Dr. Freedman was a short, swarthy Jew with a pinkie ring. He looked as if he made his money doing abortions for whores, and maybe selling drugs on the side. His hands were as cold and almost as moist as a cod just out of the Atlantic. But he seemed to know what he was doing. He checked George's ears, looked in his mouth and ears and nose, listened to his chest, took his blood pressure, and stuck a needle in his arm for a blood sample. Then he put on a rubber glove and said, "Bend over." Apprehensively, George obeyed. That was even less fun than he thought it would be. So was getting grabbed in intimate places-much less gently than Connie would have done-and being told to cough.

After half an hour's work, the doctor scrawled notes on an official Navy form. "Well?" George asked as he got back into his clothes. "How am I?"

"Except for being a damn fool for wanting to do this in the first place, you're healthy as a horse," Freedman answered. "But if they disqualified every damn fool in the Navy, they'd have twenty-seven men left, and how would they win the war then?"
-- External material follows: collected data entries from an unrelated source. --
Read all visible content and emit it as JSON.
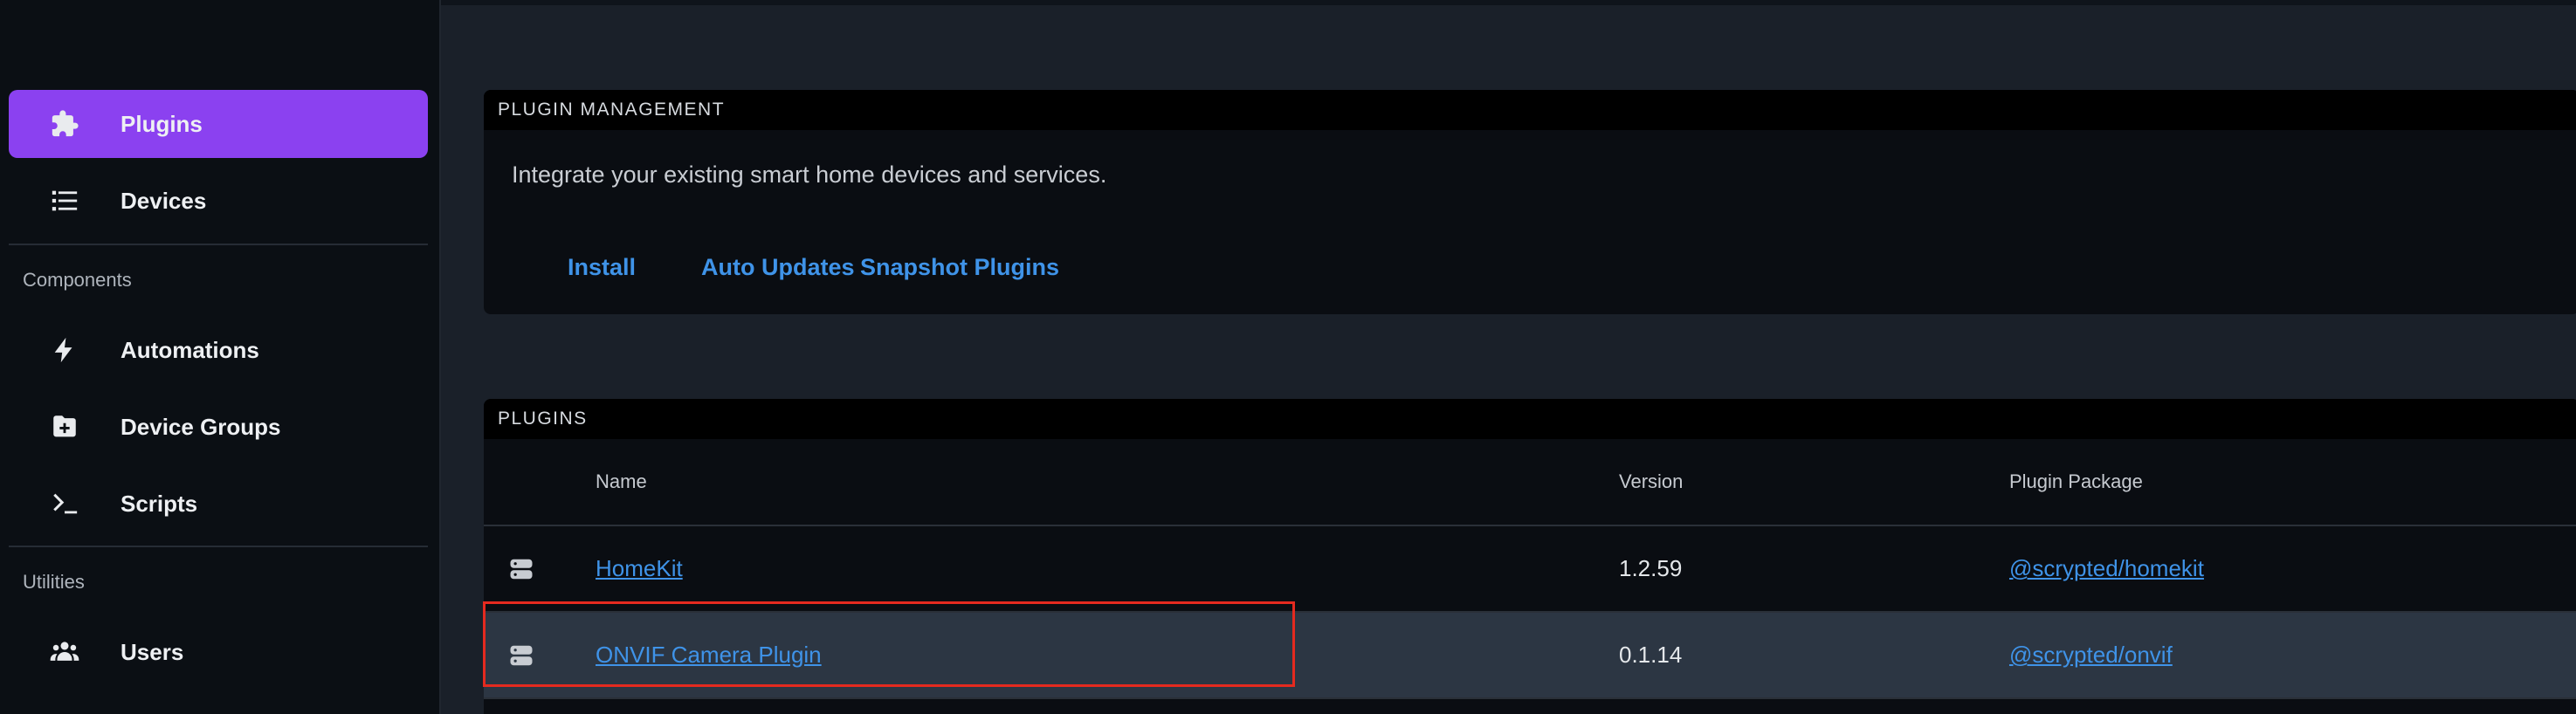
{
  "sidebar": {
    "items_top": [
      {
        "label": "Plugins",
        "icon": "puzzle-icon",
        "active": true
      },
      {
        "label": "Devices",
        "icon": "list-icon",
        "active": false
      }
    ],
    "components_label": "Components",
    "components": [
      {
        "label": "Automations",
        "icon": "bolt-icon"
      },
      {
        "label": "Device Groups",
        "icon": "folder-plus-icon"
      },
      {
        "label": "Scripts",
        "icon": "terminal-icon"
      }
    ],
    "utilities_label": "Utilities",
    "utilities": [
      {
        "label": "Users",
        "icon": "users-icon"
      }
    ]
  },
  "plugin_management": {
    "header": "PLUGIN MANAGEMENT",
    "description": "Integrate your existing smart home devices and services.",
    "buttons": [
      "Install",
      "Auto Updates",
      "Snapshot Plugins"
    ]
  },
  "plugins": {
    "header": "PLUGINS",
    "columns": [
      "Name",
      "Version",
      "Plugin Package"
    ],
    "rows": [
      {
        "name": "HomeKit",
        "version": "1.2.59",
        "package": "@scrypted/homekit"
      },
      {
        "name": "ONVIF Camera Plugin",
        "version": "0.1.14",
        "package": "@scrypted/onvif"
      }
    ]
  },
  "colors": {
    "accent": "#8b41f0",
    "link": "#3f93e8",
    "highlight": "#e52a1f"
  }
}
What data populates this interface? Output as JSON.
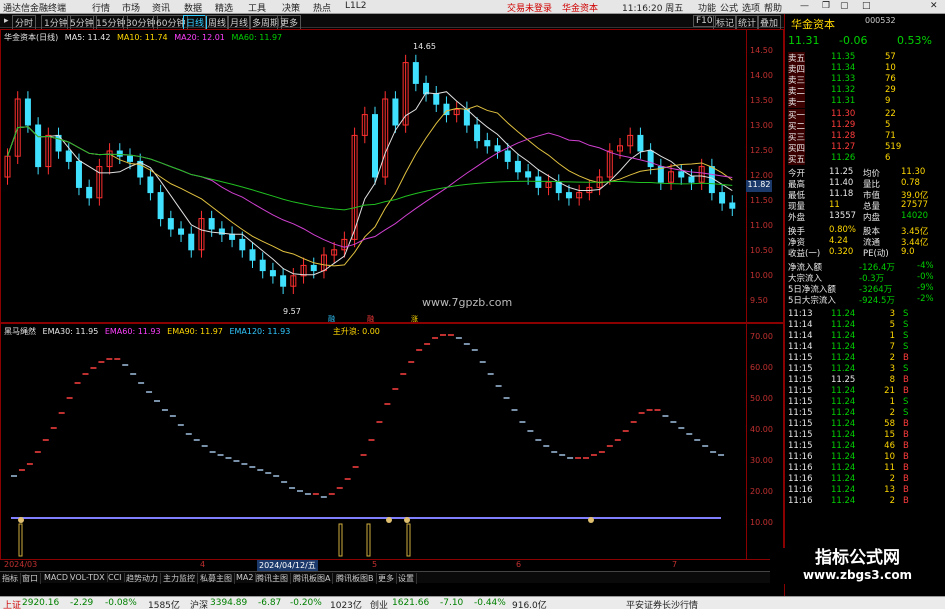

George blinked. He didn't think he'd ever run into such breathtaking cynicism before. He asked, "You think going into the Army is better?"

The doctor laughed, a singularly unpleasant sound. "Not me. Do I look that stupid? I'd get a job where they weren't going to conscript me and sit this one out. Wasn't the last one bad enough?"

Connie had said much the same thing. George hadn't wanted to hear it from her. He really didn't want to hear it from a big-nosed Hebe with all the charm of a hagfish. "Don't you care about your country?" he asked.